Blythe shakes her head. "No. I don't really want to be tied down to a house, and your father's not anxious about taking up yardwork at his age. There are some condos we want to look at -- then we can still travel if we want to."
"Haven't you traveled enough?"
"There's still a lot more to see," Blythe says. "Besides, your father never had the chance to see everything the way we did. While we were exploring, he was running battle drills and filing personnel reports."
"Bureaucracy knows no borders," he says.
The eat in silence for a few minutes.
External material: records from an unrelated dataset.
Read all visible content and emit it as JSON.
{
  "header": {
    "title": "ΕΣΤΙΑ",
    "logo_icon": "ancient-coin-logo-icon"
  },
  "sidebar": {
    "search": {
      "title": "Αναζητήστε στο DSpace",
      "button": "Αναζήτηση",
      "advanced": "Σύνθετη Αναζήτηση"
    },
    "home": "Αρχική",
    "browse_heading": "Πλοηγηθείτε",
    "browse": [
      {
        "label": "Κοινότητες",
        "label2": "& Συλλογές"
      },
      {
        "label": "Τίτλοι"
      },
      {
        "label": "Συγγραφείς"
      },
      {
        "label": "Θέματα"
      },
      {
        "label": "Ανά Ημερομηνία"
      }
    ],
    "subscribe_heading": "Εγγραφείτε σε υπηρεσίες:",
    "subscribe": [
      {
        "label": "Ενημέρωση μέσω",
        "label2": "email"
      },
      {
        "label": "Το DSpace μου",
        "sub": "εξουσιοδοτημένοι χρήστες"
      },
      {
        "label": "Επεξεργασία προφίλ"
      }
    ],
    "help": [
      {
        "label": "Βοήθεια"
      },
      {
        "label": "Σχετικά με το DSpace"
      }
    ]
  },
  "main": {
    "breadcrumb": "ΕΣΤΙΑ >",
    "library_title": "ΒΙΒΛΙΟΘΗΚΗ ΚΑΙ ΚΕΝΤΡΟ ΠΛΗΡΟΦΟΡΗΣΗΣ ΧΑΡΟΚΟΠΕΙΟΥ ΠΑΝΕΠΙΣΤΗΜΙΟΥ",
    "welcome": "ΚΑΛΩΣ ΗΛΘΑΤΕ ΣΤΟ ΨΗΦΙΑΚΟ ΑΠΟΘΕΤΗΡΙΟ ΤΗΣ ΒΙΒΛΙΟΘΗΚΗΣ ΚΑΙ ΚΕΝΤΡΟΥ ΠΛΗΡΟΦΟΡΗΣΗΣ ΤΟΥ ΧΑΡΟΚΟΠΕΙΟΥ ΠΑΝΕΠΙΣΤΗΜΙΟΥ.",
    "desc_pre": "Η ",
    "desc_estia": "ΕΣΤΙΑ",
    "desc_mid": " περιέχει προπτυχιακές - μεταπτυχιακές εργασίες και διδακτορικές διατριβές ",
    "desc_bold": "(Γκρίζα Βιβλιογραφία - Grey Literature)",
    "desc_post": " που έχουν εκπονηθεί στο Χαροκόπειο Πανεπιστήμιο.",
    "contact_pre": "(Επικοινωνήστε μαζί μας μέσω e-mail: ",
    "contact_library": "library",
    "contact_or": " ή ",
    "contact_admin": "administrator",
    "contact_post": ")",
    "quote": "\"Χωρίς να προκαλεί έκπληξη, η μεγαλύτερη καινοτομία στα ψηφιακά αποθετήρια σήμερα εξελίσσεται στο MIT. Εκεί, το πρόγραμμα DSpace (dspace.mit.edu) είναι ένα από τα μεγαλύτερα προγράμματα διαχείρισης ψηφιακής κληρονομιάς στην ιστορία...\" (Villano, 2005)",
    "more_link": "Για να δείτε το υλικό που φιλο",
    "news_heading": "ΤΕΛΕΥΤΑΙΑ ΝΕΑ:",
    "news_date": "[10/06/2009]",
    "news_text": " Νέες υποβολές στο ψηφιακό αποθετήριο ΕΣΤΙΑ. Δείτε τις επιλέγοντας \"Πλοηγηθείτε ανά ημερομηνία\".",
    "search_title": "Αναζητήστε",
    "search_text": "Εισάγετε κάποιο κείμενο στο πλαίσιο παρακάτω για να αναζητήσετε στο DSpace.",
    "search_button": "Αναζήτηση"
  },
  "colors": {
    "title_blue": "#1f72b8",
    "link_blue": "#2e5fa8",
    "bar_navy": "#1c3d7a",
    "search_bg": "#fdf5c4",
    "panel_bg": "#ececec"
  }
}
Greg finishes his sandwich and is dipping the last of his fries in ketchup.
"Do you regret it?" Blythe says, and he looks up at her.
"Regret what?"
"Not having a home. It's something I could never give you when you were a boy."
Greg shakes his head. "We had plenty of homes," he says. "Some of them weren't bad."
"They were houses, not homes."
"That's not what Dad used to say," Greg says and imitates John's Corps indoctrinated accent. "'Wherever we Houses are, that's our home.'"
"Your father says a lot of silly things," Blythe reminds him.
Greg pops another fry in his mouth, then pushes the plate away. "What's to regret? That I didn't see the same idiot kids year after year in school? That I didn't have a yearbook full of lying signatures claiming we'd be 'best friends forever?'"
"For starters," Blythe says.
Greg looks her in the eye, and she's reminded of how clear and sharp his gaze seemed even as a baby. "Regret is stupid. It's useless. There's no use regretting something that no one could have changed anyway. It's a wasted emotion."
Blythe pushes her luck, phrases the question in a different way. "Would you have been happier?"
Greg glances away from her, looks out to scan the rest of the room before he answers. "There's no way to know," he says. "So there's no reason to even ask."
He pushes his chair back. He's finished -- with lunch and the conversation. "You ready?"
Blythe nods. She wipes her mouth and leaves the crumpled napkin on the plate. She stands and walks with him out the door and into the hallway. They're in the elevator before she says anything else. "I told John we'll have to have a guest room in the condo," she says. "I expect you to visit."
"I'll try."
"You'll visit. Or you'll have to learn to put up with me coming to visit you," she says. "I'll even bring up the grandchildren question a few times every day."
"I'll be there."
"Good."
The young man from before is in Greg's office, looking anxious when they arrive. Blythe pauses outside the door.
"Aren't you coming in?" Greg asks when she doesn't follow him. "You don't have to leave right away, do you?"
"I've got some things I need to get done, and it looks like you're busy," she says, nodding toward the door.
Greg glances inside, then back at her. "This won't take long, if you want to stay."
Blythe smiles at him, then steps closer. He leans down for a hug and she gives him a kiss on the cheek. "You've got things to do, and I've got places to be," she says. "I love you."
"Love you too," he says. He takes a step inside, then pauses, the door still open. "I'll see you later?"
Blythe nods. "In a couple of weeks. I'll call and let you know."
Greg tilts his head slightly, halfway between a nod and a shrug. "You know where to find me," he says.
The door swings shut behind him. "I always do," Blythe says. She watches him walk across the room before she turns and heads for home.